Athletically, Harshbarger is a cut above just about everyone in the class. He just makes everything look so easy. He doesn’t run by people so much as he just effortlessly glides by them. He’s fast, quick and agile with exceptional change of direction. Get ready to slide when he decides to dodge. You’re going to need it. Harshbarger also does a good job of getting to ground balls on the faceoff wings. He dodges with his head up and can find open guys with ease.
A critical part of the Wildcats’ undefeated team, Kershis put up 35 goals and 20 assists as a freshman and has since significantly improved on those numbers. The Show’s attack MVP and a One Percent All-Star, heads into the week with a nice 38-31-69 stat line and it’s not hard to see why. He’ll be a priority for a ton of schools because elite-level X attackmen are notoriously hard to find. Outstanding both as a passer and finisher, Kershis has the speed, quickness, vision, shooting ability and toughness that you want.

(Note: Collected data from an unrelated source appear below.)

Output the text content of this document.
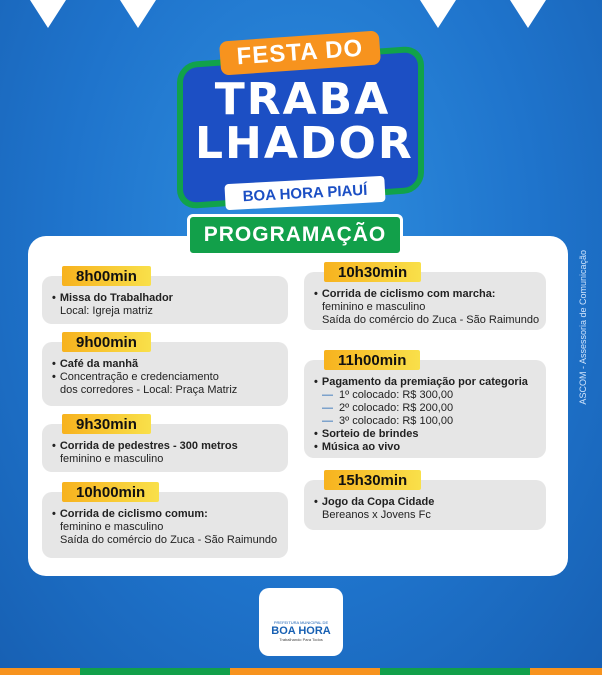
FESTA DO
TRABA
LHADOR
BOA HORA PIAUÍ
PROGRAMAÇÃO
8h00min
• Missa do Trabalhador
Local: Igreja matriz
9h00min
• Café da manhã
• Concentração e credenciamento
dos corredores - Local: Praça Matriz
9h30min
• Corrida de pedestres - 300 metros
feminino e masculino
10h00min
• Corrida de ciclismo comum:
feminino e masculino
Saída do comércio do Zuca - São Raimundo
10h30min
• Corrida de ciclismo com marcha:
feminino e masculino
Saída do comércio do Zuca - São Raimundo
11h00min
• Pagamento da premiação por categoria
— 1º colocado: R$ 300,00
— 2º colocado: R$ 200,00
— 3º colocado: R$ 100,00
• Sorteio de brindes
• Música ao vivo
15h30min
• Jogo da Copa Cidade
Bereanos x Jovens Fc
ASCOM - Assessoria de Comunicação
PREFEITURA MUNICIPAL DE
BOA HORA
Trabalhando Para Todos
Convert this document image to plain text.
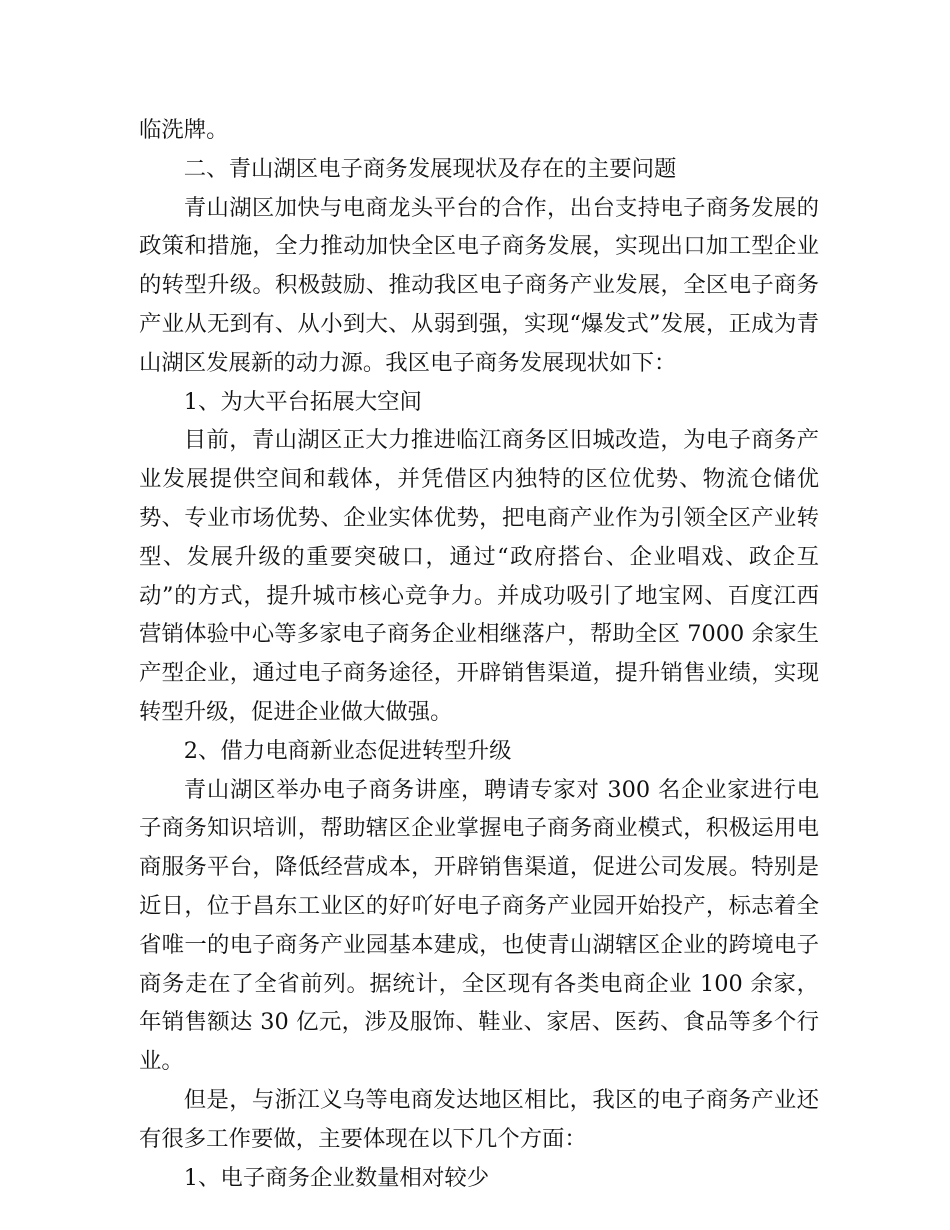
临洗牌。

二、青山湖区电子商务发展现状及存在的主要问题

青山湖区加快与电商龙头平台的合作，出台支持电子商务发展的政策和措施，全力推动加快全区电子商务发展，实现出口加工型企业的转型升级。积极鼓励、推动我区电子商务产业发展，全区电子商务产业从无到有、从小到大、从弱到强，实现“爆发式”发展，正成为青山湖区发展新的动力源。我区电子商务发展现状如下：

1、为大平台拓展大空间

目前，青山湖区正大力推进临江商务区旧城改造，为电子商务产业发展提供空间和载体，并凭借区内独特的区位优势、物流仓储优势、专业市场优势、企业实体优势，把电商产业作为引领全区产业转型、发展升级的重要突破口，通过“政府搭台、企业唱戏、政企互动”的方式，提升城市核心竞争力。并成功吸引了地宝网、百度江西营销体验中心等多家电子商务企业相继落户，帮助全区 7000 余家生产型企业，通过电子商务途径，开辟销售渠道，提升销售业绩，实现转型升级，促进企业做大做强。

2、借力电商新业态促进转型升级

青山湖区举办电子商务讲座，聘请专家对 300 名企业家进行电子商务知识培训，帮助辖区企业掌握电子商务商业模式，积极运用电商服务平台，降低经营成本，开辟销售渠道，促进公司发展。特别是近日，位于昌东工业区的好吖好电子商务产业园开始投产，标志着全省唯一的电子商务产业园基本建成，也使青山湖辖区企业的跨境电子商务走在了全省前列。据统计，全区现有各类电商企业 100 余家，年销售额达 30 亿元，涉及服饰、鞋业、家居、医药、食品等多个行业。

但是，与浙江义乌等电商发达地区相比，我区的电子商务产业还有很多工作要做，主要体现在以下几个方面：

1、电子商务企业数量相对较少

An all-star at just about every event he’s played in – most recently NLF at IMG, where he pocketed the 3v3 Braveheart OT winner – Colsey is an extremely dynamic lefty offensive weapon. His versatility is impressive, as he can cook a defender at X, on the wings or from up top. Colsey has excellent change-of-direction ability to help him separate from anyone. A high-IQ player – not surprising considering he’s Syracuse legend Roy Colsey‘s son and Virginia signee Ryan Colsey‘s brother – Colsey has been incredibly productive for Ridgefield. He racked up more than 100 points as a freshman as the Tigers won a state title, and he’s been producing at a high clip this year, too. He excels at identifying and exploiting matchups. Colsey projects as a guy who can play attack or come out of the box at the next level.

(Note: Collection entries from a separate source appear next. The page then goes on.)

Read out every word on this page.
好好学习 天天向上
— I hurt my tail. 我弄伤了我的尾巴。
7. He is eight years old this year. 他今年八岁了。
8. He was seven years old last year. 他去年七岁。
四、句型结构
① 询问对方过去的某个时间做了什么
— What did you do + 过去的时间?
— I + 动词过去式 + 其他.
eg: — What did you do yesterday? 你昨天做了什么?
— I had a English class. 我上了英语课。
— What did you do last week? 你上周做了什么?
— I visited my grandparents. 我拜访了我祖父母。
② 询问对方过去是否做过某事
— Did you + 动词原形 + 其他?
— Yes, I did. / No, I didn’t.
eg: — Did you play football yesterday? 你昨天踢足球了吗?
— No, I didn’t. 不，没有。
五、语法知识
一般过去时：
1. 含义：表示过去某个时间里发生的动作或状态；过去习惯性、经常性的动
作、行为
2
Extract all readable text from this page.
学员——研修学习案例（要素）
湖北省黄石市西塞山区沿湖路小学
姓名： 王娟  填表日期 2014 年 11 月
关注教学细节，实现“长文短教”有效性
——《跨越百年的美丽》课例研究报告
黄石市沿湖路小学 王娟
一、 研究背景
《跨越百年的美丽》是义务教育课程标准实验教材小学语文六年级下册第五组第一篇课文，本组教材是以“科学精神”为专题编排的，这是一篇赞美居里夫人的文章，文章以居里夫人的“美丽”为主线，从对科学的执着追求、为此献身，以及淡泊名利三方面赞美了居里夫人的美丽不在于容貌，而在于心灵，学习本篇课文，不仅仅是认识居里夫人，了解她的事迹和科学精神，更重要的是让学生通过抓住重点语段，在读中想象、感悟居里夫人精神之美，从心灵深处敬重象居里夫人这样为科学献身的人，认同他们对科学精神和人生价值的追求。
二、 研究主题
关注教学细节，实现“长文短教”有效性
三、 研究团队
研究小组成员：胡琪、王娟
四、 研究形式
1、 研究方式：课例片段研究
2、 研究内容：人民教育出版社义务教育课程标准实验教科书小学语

It’s hard to be a starting faceoff midfielder as a sophomore just about anywhere. It’s incredibly difficult to do that as a sophomore in Philly’s vaunted Inter-Ac League. Not only has McCarthy earned the Fords’ starting job, he’s arguably been the best faceoff guy in all of Philly. He’s been winning scraps at about a 75 percent clip, but it’s also about how he’s winning them. McCarthy’s got an army of exits, moves and counters, and he keeps opponents guessing as a result. When he wins forward, he’s a threat on the break. He can also more than hold his own as a short-stick defensive midfielder on the rare occasions that he loses. McCarthy’s a high-level athlete for the position and so far, has clearly separated himself as the top faceoff man in the class.
The No. 1 LSM in these rankings, DiBartolomeo is an incredibly tenacious, high-energy, aggressive difference-maker on the field. He’s eschewed the game of a modern-day offensive LSM for a more throwback defensive role, and it works to perfection for him. That’s not to say that he can’t push the pace in transition – he most definitely can – but he’s significantly ahead of most of his position mates in the class as a defender.

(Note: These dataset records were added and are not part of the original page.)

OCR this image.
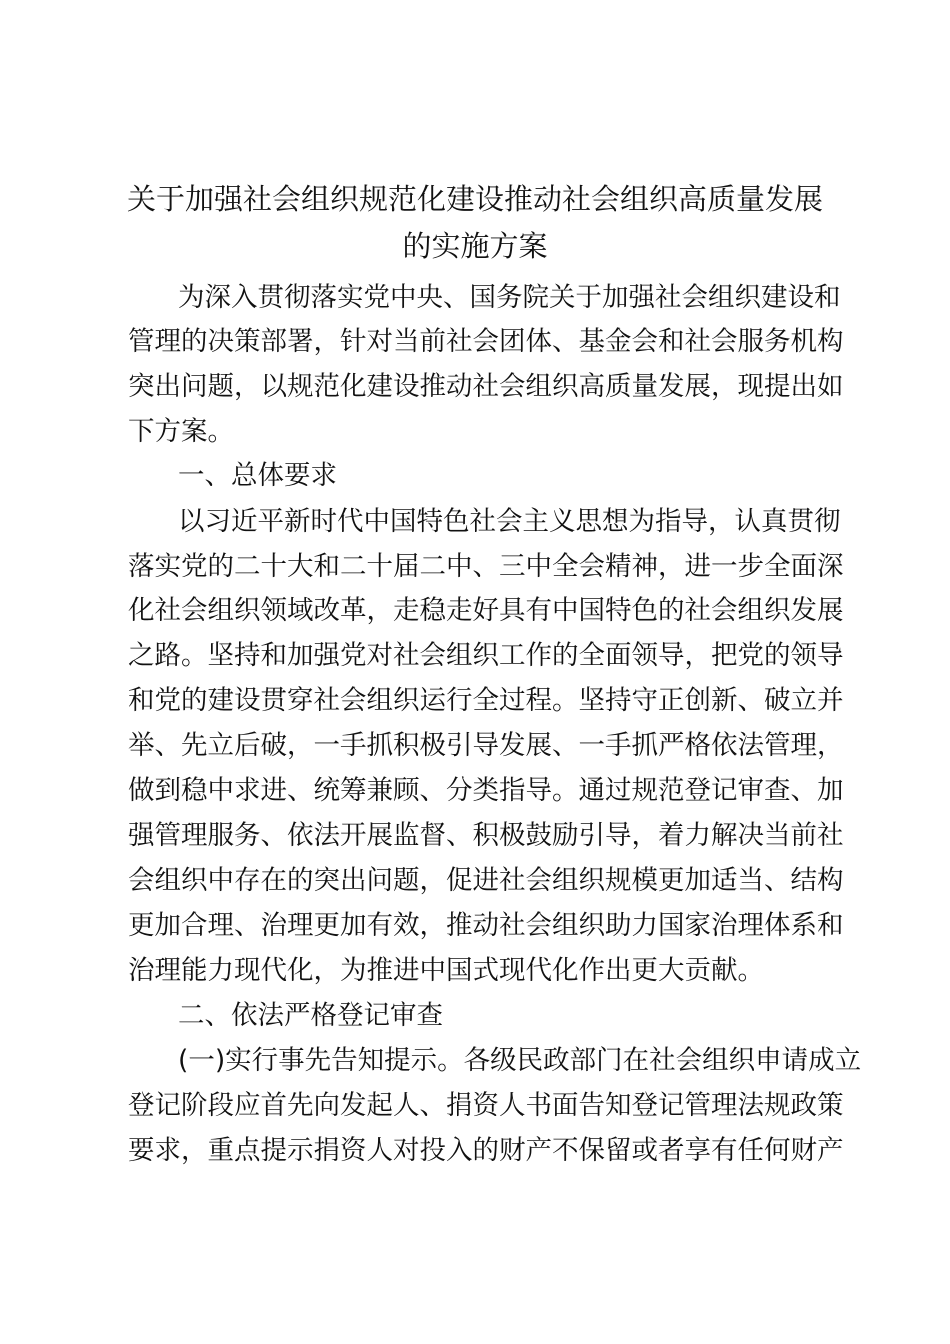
关于加强社会组织规范化建设推动社会组织高质量发展
的实施方案

为深入贯彻落实党中央、国务院关于加强社会组织建设和

管理的决策部署，针对当前社会团体、基金会和社会服务机构

突出问题，以规范化建设推动社会组织高质量发展，现提出如

下方案。

一、总体要求

以习近平新时代中国特色社会主义思想为指导，认真贯彻

落实党的二十大和二十届二中、三中全会精神，进一步全面深

化社会组织领域改革，走稳走好具有中国特色的社会组织发展

之路。坚持和加强党对社会组织工作的全面领导，把党的领导

和党的建设贯穿社会组织运行全过程。坚持守正创新、破立并

举、先立后破，一手抓积极引导发展、一手抓严格依法管理，

做到稳中求进、统筹兼顾、分类指导。通过规范登记审查、加

强管理服务、依法开展监督、积极鼓励引导，着力解决当前社

会组织中存在的突出问题，促进社会组织规模更加适当、结构

更加合理、治理更加有效，推动社会组织助力国家治理体系和

治理能力现代化，为推进中国式现代化作出更大贡献。

二、依法严格登记审查

(一)实行事先告知提示。各级民政部门在社会组织申请成立

登记阶段应首先向发起人、捐资人书面告知登记管理法规政策

要求，重点提示捐资人对投入的财产不保留或者享有任何财产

At his young age, DiBartolomeo has already defeated cancer – not a big deal – and that fighting spirit shows up in spades in his game. There’s only one speed with him. He causes an incredible amount of havoc in the middle of the field, does an excellent job on ground balls and is the type of guy that you want on your side in any scrap. He earned regular playing time for Malvern last year as a freshman, backing up All-American pole Pup Buono, now at Penn State. It would be a surprise to see him not garner All Inter-Ac honors – and beyond – this spring. He’s that good.
“He has the potential to be one of the best ones we’ve ever had here,” Malvern defensive coordinator Paul O’Grady said earlier this season before DiBartolomeo spearheaded a stingy defensive effort in a win over rival Haverford School. “He’s a freak.”
That he is. DiBartolomeo, who reclassed from ’23 to ’24 as a result of the cancer diagnosis, has a set of twin brothers in the ’24 class. Peri and Roman are both terrific defensive midfielders, and it’ll be interesting to see if they end up as a package deal for a lucky school.